My rapid cycling bipolar II started at puberty 40 yrs ago. I would have a month of higher energy of agitation, irritability for approximately 25 days then have 5 days of transition which was like intense pms symptoms then flip down for 25 days with deep depression. Just like clockwork. I started in therapy and on medication when I was 28. Nothing changed the intensity or the underlying anger and depression. I was diagnosed as borderline with atypical bipolar II. When I was 32 I had a complete hysterectomy due to endometriosis. The sudden estrogen drop sent me down the bottomless pit of depression. I was started on a daily dose of estrogen which helped the underlying depression but not the cycling or the refractory depression. The cycling remained constistant and regular. Up a month and down a month.
I have been through many hospitalizations like a revolving door trying every antidepressant and mood stabilizer on the market. In 2000 Lamictal hit the market and worked for me. It cleared up the underlying anger and chronic depression.

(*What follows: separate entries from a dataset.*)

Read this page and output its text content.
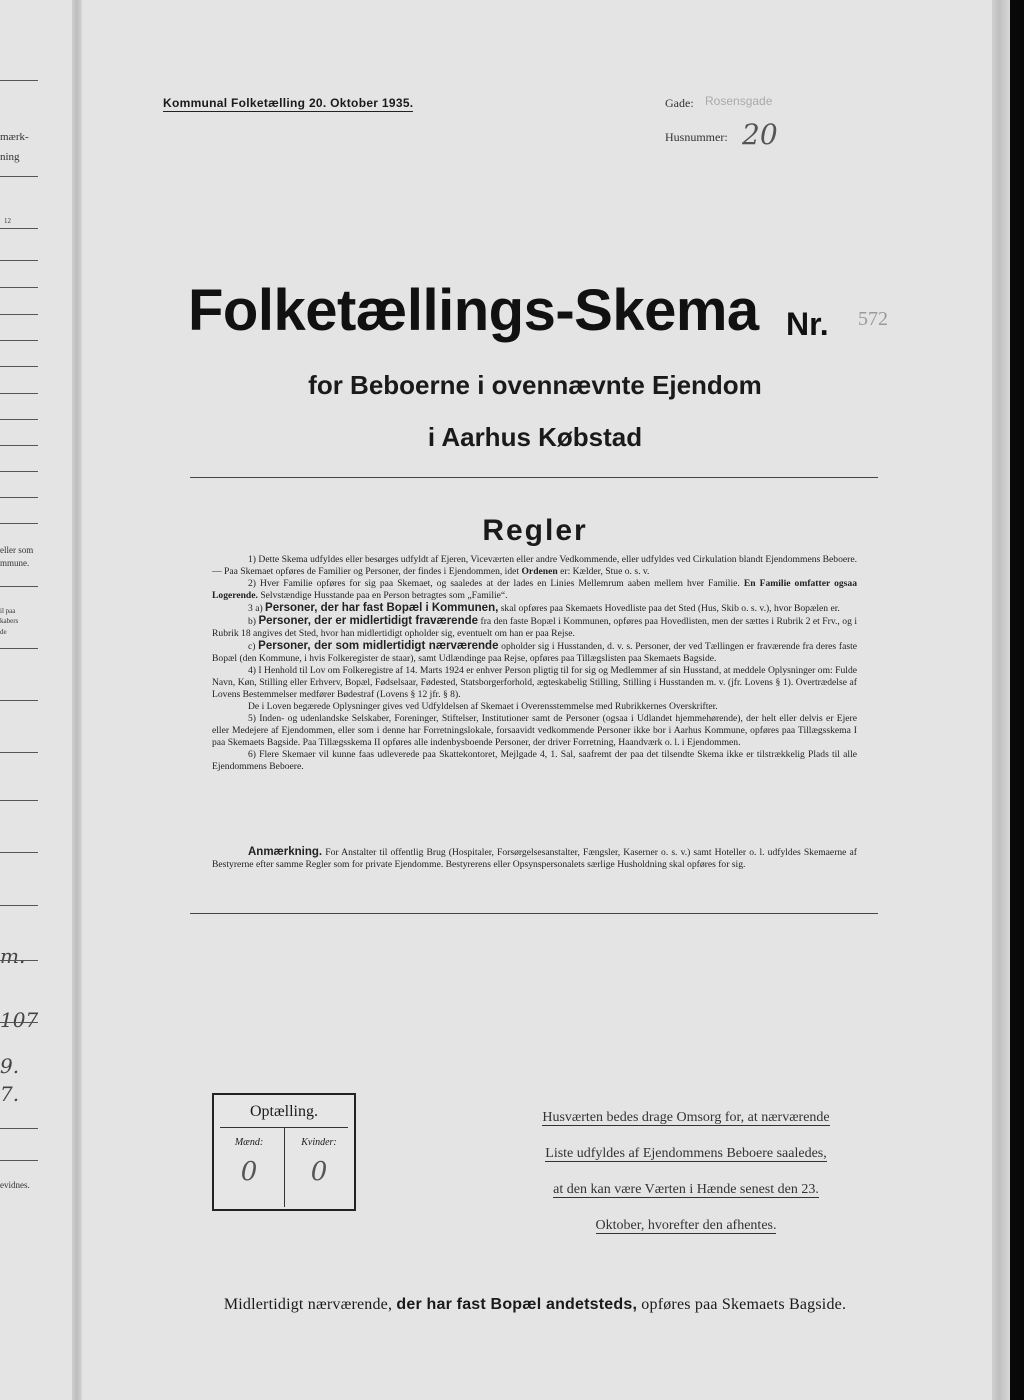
mærk-
ning
12
eller som
mmune.
il paa
kabers
de
m.
107
9.
7.
evidnes.
Kommunal Folketælling 20. Oktober 1935.	Gade: Rosensgade
Husnummer: 20
Folketællings-Skema Nr. 572
for Beboerne i ovennævnte Ejendom
i Aarhus Købstad
Regler

1) Dette Skema udfyldes eller besørges udfyldt af Ejeren, Viceværten eller andre Vedkommende, eller udfyldes ved Cirkulation blandt Ejendommens Beboere. — Paa Skemaet opføres de Familier og Personer, der findes i Ejendommen, idet Ordenen er: Kælder, Stue o. s. v.

2) Hver Familie opføres for sig paa Skemaet, og saaledes at der lades en Linies Mellemrum aaben mellem hver Familie. En Familie omfatter ogsaa Logerende. Selvstændige Husstande paa en Person betragtes som „Familie“.

3 a) Personer, der har fast Bopæl i Kommunen, skal opføres paa Skemaets Hovedliste paa det Sted (Hus, Skib o. s. v.), hvor Bopælen er.

b) Personer, der er midlertidigt fraværende fra den faste Bopæl i Kommunen, opføres paa Hovedlisten, men der sættes i Rubrik 2 et Frv., og i Rubrik 18 angives det Sted, hvor han midlertidigt opholder sig, eventuelt om han er paa Rejse.

c) Personer, der som midlertidigt nærværende opholder sig i Husstanden, d. v. s. Personer, der ved Tællingen er fraværende fra deres faste Bopæl (den Kommune, i hvis Folkeregister de staar), samt Udlændinge paa Rejse, opføres paa Tillægslisten paa Skemaets Bagside.

4) I Henhold til Lov om Folkeregistre af 14. Marts 1924 er enhver Person pligtig til for sig og Medlemmer af sin Husstand, at meddele Oplysninger om: Fulde Navn, Køn, Stilling eller Erhverv, Bopæl, Fødselsaar, Fødested, Statsborgerforhold, ægteskabelig Stilling, Stilling i Husstanden m. v. (jfr. Lovens § 1). Overtrædelse af Lovens Bestemmelser medfører Bødestraf (Lovens § 12 jfr. § 8).

De i Loven begærede Oplysninger gives ved Udfyldelsen af Skemaet i Overensstemmelse med Rubrikkernes Overskrifter.

5) Inden- og udenlandske Selskaber, Foreninger, Stiftelser, Institutioner samt de Personer (ogsaa i Udlandet hjemmehørende), der helt eller delvis er Ejere eller Medejere af Ejendommen, eller som i denne har Forretningslokale, forsaavidt vedkommende Personer ikke bor i Aarhus Kommune, opføres paa Tillægsskema I paa Skemaets Bagside. Paa Tillægsskema II opføres alle indenbysboende Personer, der driver Forretning, Haandværk o. l. i Ejendommen.

6) Flere Skemaer vil kunne faas udleverede paa Skattekontoret, Mejlgade 4, 1. Sal, saafremt der paa det tilsendte Skema ikke er tilstrækkelig Plads til alle Ejendommens Beboere.

Anmærkning. For Anstalter til offentlig Brug (Hospitaler, Forsørgelsesanstalter, Fængsler, Kaserner o. s. v.) samt Hoteller o. l. udfyldes Skemaerne af Bestyrerne efter samme Regler som for private Ejendomme. Bestyrerens eller Opsynspersonalets særlige Husholdning skal opføres for sig.

Optælling.
Mænd:	Kvinder:
0	0
Husværten bedes drage Omsorg for, at nærværende
Liste udfyldes af Ejendommens Beboere saaledes,
at den kan være Værten i Hænde senest den 23.
Oktober, hvorefter den afhentes.
Midlertidigt nærværende, der har fast Bopæl andetsteds, opføres paa Skemaets Bagside.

Then I was able to put the behavior mods in effect. But the bipolar continued and I was still on premarin. The depression got worse and I was switched to Estrace which cleared that up but the cycling unaffected.
Now I'm in menopause the cycling which had been predictable is erractic and intense. I realize that the body will continue to make estrogen without ovaries or uterus. I did have estrogen and progesterone levels taken during my three cycle changing. They were basically the same. I was put on progesterone which landed me in the hospital for psychotic depression. Testosterone did the same thing.
I've done research on the net and found another person who cycles like me. We are about the same age. She had extensive hormonal testing that revealed nothing. I am missing some piece of info that would explain the cycling. Some malfunctioning hormone or gland has to be there. My adreneal glands have checked out.
I have been suicidal since I was 14 and I'm really, really tired. I was hoping that eventually my body would hit menopause and things would clear up. It is super intense and even when I'm feeling good I'm thinking about death. I have weekly contact with my therapist and monthly contact with my pdoc. I've asked for ect for years and years but wasn't considered a candidate because I never felt good. Now my pdoc is seriously considering ect.
I've hit my wall. I don't think that any amount of zapping is going to clear up a hormonal imbalance. Two weeks ago I started putting my affairs in order. I'm feeling pretty good now yet am clearing up loose ends. He said that we would discuss the ect next time I go down which will probably be in a couple weeks. I seriously doubt the effectiveness of anything against the depression. When I'm done cycling I'll probably be in the depression which will go on forever. I've stayed alive for my family, i have no dependents or kids and now just want peace. My med combo is working. I can feel the balance. I'm off sugar and sugar free foods as they make me goofy. I'm going to try accupuncture again just in case it will work this time.
I saw my pdoc yesterday and he knows all of these thoughts. I just want to make sure I've tried everything before throwing in the towel. So I'm searching again to find if anyone is doing or has done research on some obscure hormone that causes cyclical depression.